Intervento del Rev. Raymond MOUSSALLI, Protosincello del Patriarcato di Babilonia
dei Caldei (GIORDANIA)
Noi siamo parte della storia e della cultura di questa regione medio-orientale, e
se saremo costretti ad abbandonarla perderemo la nostra identità nella prossima generazione.
Per questo spero che dal Sinodo emerga la necessità di una più stretta collaborazione
tra i capi delle varie Chiese nel dialogo reciproco con i fratelli musulmani moderati.
Come sappiamo le nostre chiese con il clero in Iraq vengono attaccati. C’è una deliberata
campagna per cacciare i cristiani al di fuori del paese. Ci sono piani satanici dei
gruppi fondamentali estremisti che non sono solo contro i cristiani iracheni in Iraq,
ma i cristiani in tutto il Medio Oriente. I cristiani Caldei Cattolici sono la
maggior parte della comunità dei profughi che ha come riferimento il vicariato del
Patriarcato della Chiesa Caldea, sono circa 10.000 persone; inoltre ci sono Assiri-Siri-Armeni
e altri circa 10.000 che vivono in Giordania con 350.000 musulmani iracheni profughi.

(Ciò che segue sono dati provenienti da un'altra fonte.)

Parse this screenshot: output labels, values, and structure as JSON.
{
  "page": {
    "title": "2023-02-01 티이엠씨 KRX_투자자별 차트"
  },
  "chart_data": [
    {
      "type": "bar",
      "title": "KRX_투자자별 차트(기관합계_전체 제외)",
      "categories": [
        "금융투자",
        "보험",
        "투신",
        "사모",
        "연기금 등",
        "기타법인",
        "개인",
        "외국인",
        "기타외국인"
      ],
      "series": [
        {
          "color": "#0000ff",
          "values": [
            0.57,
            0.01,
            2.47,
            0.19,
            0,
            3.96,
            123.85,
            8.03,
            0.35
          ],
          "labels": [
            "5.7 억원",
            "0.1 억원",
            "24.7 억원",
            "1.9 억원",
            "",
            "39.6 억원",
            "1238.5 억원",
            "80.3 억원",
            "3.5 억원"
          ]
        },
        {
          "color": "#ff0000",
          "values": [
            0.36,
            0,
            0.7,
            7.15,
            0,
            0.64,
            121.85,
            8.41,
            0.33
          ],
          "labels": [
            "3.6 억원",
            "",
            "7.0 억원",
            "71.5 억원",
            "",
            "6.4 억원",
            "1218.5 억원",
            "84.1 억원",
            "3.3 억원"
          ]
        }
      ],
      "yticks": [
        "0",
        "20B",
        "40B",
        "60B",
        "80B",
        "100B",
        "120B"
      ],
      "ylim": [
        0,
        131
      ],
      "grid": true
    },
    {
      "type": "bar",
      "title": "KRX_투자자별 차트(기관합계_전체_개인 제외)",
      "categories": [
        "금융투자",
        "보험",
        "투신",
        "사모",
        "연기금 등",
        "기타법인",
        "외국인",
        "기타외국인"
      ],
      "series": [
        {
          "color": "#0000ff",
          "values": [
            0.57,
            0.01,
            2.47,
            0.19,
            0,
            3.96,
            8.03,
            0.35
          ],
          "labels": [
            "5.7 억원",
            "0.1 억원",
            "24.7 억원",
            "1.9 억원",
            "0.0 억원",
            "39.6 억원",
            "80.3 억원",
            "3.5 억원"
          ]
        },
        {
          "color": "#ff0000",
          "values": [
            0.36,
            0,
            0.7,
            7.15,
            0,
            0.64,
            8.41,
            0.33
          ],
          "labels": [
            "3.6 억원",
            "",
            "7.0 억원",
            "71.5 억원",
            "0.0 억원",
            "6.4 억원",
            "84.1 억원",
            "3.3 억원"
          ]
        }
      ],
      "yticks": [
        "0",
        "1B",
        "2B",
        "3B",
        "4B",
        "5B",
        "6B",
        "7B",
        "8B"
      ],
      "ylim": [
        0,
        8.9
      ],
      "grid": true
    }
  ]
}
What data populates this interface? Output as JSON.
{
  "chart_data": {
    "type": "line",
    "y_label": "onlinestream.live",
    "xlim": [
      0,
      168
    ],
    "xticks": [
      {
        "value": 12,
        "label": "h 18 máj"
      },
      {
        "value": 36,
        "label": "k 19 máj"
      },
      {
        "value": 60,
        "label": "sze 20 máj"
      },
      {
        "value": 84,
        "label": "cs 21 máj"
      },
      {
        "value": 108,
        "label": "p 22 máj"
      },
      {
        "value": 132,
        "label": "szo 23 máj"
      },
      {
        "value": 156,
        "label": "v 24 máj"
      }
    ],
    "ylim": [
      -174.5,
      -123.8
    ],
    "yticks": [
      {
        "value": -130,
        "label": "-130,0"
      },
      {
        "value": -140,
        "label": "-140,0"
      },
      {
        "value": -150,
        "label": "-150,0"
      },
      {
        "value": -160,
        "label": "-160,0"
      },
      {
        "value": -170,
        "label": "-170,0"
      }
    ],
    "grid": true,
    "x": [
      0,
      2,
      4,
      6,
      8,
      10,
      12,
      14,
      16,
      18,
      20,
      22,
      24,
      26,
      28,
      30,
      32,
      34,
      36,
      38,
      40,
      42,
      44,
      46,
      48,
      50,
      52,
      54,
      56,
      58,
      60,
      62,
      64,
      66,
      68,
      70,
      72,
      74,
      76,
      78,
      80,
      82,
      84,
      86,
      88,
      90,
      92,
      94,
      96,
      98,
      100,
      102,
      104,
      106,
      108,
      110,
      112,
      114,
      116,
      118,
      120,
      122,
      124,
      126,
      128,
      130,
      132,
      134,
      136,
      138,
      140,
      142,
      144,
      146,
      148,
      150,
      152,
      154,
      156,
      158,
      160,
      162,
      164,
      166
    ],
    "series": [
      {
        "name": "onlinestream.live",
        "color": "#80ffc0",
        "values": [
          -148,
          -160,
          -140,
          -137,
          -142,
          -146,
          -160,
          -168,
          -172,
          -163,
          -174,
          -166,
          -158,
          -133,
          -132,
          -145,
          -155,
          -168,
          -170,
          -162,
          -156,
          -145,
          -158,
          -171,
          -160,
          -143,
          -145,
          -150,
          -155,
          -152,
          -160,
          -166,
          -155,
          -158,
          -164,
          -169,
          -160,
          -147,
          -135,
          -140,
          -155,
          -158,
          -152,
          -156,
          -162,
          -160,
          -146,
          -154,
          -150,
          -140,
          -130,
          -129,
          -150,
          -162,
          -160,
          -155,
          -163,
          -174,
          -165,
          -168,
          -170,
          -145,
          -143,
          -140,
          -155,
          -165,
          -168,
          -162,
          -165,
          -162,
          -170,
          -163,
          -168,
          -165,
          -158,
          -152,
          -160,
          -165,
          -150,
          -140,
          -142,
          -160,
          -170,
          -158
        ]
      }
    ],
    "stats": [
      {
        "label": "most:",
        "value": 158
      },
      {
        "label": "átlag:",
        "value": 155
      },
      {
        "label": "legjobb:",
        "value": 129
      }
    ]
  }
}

Sono in condizioni di estrema povertà e senza alcuna speranza di tornare nella terra
dei propri antenati. Da anni sono in situazioni di grande tribolazione spesso culminanti
in atti di vera e propria persecuzione. Come Chiesa siamo impegnati con la Caritas,
la missione pontificia, altre organizzazioni (educazione - catechismo - sanità - sociopastorali...)
ma i nostri mezzi sono limitati. La maggior parte delle comunità dei profughi ci hanno
consegnato alcuni documenti che contengono testimonianze scritte indirizzate a rappresentanze
diplomatiche di paesi occidentali (in particolare Stati Uniti e Australia) e all'Ufficio
di Amman dell'Alto commissariato delle Nazioni Unite per i Profughi (UNHCR) al fine
di ottenere il riconoscimento dello status di rifugiati. Secondo le loro fonti sono
registrate circa 50.000 persone. Vogliamo sensibilizzare la comunità internazionale
che non può restare in silenzio davanti al massacro dei cristiani in Iraq, i Paesi
di tradizione cattolica, affinché facciano qualcosa per i cristiani iracheni, a cominciare
dalla pressione sul Governo locale. Stiamo attraversando un tempo catastrofico per
l'emigrazione delle famiglie e la perdita del nostro popolo che parla ancora la lingua
aramaica pronunciata da nostro Signore Gesù Cristo.